Adjusting for population size, the IOM equivalent would be 108 deaths. However, IOM is in the middle of the Irish Sea. We don’t, and can’t possibly have 1/3 of our population crossing our border every day. Nor we live into the multi-generational households that are typical of Southern Europe. Nor, most of us, have so many daily interactions by virtue of working in hospitality. I think, as a fair guess, we would have had half of that number of Covid fatalities. Somewhere between 40-60; at the bottom of that range if effort was put into testing incoming travellers and tracing the social connections of the infected. The looser of this freedom-fighter kind of policy would have been those who have irrational fears about Covid and want the illusion of an entirely Covid-free world. The winners would have been practically everyone else.

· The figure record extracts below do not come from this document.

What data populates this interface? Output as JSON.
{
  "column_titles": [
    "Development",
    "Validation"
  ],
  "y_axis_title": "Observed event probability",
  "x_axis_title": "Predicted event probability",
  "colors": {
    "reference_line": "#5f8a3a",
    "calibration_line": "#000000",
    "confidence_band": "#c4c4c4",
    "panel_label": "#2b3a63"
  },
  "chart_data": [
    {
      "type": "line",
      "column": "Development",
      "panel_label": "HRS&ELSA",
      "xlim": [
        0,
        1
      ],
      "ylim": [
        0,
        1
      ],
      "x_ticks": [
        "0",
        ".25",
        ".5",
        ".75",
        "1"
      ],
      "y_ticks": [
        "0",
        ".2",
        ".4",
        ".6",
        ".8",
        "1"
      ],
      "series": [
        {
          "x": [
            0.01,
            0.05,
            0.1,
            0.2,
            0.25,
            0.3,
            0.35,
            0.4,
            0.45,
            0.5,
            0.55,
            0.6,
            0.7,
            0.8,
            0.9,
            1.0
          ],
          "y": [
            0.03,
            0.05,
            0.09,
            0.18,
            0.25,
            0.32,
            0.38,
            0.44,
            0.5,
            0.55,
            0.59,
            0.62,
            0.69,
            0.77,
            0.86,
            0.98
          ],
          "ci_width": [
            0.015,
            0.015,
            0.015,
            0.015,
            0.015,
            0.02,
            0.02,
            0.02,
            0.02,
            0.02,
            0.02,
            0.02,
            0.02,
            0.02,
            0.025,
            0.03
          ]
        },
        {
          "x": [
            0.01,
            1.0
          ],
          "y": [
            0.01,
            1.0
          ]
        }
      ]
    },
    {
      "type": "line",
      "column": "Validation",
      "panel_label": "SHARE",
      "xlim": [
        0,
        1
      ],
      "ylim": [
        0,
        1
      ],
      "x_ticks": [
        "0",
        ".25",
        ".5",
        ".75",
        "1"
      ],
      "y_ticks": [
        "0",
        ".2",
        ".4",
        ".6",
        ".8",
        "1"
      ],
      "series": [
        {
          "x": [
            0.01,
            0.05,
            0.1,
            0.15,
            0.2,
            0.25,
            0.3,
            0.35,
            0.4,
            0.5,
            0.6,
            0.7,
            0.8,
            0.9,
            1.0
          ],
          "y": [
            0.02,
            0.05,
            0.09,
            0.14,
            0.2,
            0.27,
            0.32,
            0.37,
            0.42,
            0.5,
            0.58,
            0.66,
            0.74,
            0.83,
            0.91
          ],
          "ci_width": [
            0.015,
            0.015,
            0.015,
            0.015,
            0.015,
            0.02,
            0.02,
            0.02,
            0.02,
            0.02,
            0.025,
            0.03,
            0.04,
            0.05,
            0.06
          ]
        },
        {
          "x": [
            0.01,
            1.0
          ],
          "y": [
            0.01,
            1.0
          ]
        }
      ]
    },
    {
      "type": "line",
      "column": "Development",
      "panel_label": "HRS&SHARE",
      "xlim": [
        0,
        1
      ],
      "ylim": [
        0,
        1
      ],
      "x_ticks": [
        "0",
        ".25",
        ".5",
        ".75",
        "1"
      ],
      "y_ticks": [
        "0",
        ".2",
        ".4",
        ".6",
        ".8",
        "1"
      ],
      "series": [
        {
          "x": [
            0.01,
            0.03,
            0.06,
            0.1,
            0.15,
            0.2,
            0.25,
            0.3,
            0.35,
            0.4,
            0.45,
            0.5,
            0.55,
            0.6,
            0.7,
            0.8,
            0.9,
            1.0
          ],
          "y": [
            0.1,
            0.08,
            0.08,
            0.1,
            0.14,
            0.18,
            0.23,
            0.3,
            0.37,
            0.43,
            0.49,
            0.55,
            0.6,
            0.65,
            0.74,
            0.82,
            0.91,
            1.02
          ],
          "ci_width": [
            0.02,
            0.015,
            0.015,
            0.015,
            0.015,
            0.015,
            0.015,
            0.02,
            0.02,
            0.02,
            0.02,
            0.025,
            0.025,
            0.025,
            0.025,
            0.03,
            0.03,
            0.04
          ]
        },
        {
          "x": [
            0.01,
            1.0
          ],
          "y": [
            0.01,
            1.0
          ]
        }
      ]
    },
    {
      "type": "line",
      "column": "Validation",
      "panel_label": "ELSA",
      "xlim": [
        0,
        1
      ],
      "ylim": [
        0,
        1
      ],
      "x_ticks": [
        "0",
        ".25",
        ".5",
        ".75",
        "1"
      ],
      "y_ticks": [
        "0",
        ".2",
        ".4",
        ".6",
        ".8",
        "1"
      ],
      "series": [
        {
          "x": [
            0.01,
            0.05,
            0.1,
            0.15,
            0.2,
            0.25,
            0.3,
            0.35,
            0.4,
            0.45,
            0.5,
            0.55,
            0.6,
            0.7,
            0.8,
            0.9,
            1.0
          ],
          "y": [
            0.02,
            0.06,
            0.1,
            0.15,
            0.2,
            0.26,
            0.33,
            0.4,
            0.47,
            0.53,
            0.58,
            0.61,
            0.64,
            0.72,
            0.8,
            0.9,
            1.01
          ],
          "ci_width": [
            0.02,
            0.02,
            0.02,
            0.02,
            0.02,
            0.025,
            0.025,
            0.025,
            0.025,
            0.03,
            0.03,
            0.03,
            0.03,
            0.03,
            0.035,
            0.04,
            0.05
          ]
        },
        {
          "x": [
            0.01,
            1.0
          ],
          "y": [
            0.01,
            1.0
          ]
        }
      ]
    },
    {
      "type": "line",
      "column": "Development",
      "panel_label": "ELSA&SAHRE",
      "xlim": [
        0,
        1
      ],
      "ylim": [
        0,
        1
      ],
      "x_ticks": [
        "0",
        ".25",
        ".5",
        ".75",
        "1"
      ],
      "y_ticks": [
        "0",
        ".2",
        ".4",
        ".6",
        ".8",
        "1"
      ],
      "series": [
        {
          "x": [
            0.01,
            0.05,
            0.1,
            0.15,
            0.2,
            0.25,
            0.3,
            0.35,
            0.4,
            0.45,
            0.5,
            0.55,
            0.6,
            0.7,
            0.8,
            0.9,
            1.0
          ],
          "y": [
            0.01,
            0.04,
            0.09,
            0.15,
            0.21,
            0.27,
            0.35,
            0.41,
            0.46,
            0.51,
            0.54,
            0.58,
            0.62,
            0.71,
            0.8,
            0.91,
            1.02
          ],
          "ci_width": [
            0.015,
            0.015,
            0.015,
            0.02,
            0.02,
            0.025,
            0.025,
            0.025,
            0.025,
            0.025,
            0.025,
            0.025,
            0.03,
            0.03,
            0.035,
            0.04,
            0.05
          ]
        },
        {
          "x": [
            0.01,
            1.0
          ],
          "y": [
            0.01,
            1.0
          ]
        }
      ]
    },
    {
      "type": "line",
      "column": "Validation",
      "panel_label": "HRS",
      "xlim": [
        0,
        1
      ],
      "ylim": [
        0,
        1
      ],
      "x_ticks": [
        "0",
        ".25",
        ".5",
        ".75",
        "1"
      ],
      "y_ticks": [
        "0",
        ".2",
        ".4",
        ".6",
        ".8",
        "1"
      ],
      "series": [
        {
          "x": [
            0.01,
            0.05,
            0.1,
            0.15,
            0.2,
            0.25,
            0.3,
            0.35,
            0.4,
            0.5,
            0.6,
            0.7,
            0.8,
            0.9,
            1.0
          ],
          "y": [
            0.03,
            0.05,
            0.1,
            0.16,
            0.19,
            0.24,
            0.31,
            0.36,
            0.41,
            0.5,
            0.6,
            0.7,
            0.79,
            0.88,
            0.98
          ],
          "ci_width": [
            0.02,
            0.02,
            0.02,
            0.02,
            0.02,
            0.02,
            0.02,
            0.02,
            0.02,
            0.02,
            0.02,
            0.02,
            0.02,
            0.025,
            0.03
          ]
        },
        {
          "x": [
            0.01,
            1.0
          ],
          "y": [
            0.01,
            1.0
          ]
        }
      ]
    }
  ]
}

IOMG went for option 1 because it had an easier political justification and it knows the island can possibly afford the cost. But that cost is truly very high and it will result in meager pensions, reduced general welfare and poorer quality health care for many years to come; and certainly many more premature deaths along the line than the liberal third option on the above. Has there been any effort to quantify that and communicate it to the public? If the public had been aware of the options there would have been less blinkered support for the first option. Much less.

[. . .]

 

In reply to jaymann.

When you say “we need a balance” and “we've lost the plot” you are using far too polite and diplomatic language. Maybe because they know who you are. My own opinion about pitchfork-brigate-inspired IOMG policy is expressed by a list of four letter words.

The 7% figure quoted by PHE and some posters on this forums is based on having only one test on arrival and that’s it. There is nothing to stop having multiple tests of those who arrived recently, spaced a few days apart, and to submit them to an intermediate level of self-isolation in which one is asked to avoid offices/pubs/gyms etc but allowed out for physical exercise and shopping. That is what Switzerland is actually doing.

Some travellers will break the rules and get away with it. But most will behave responsibly and the experience of Jersey, Denmark, Iceland etc shows that it is enough to keep community spread under control. What we have at the moment is far from secure, because family members of those who have just arrived are not required to isolate. Testing with more freedom would actually be safer.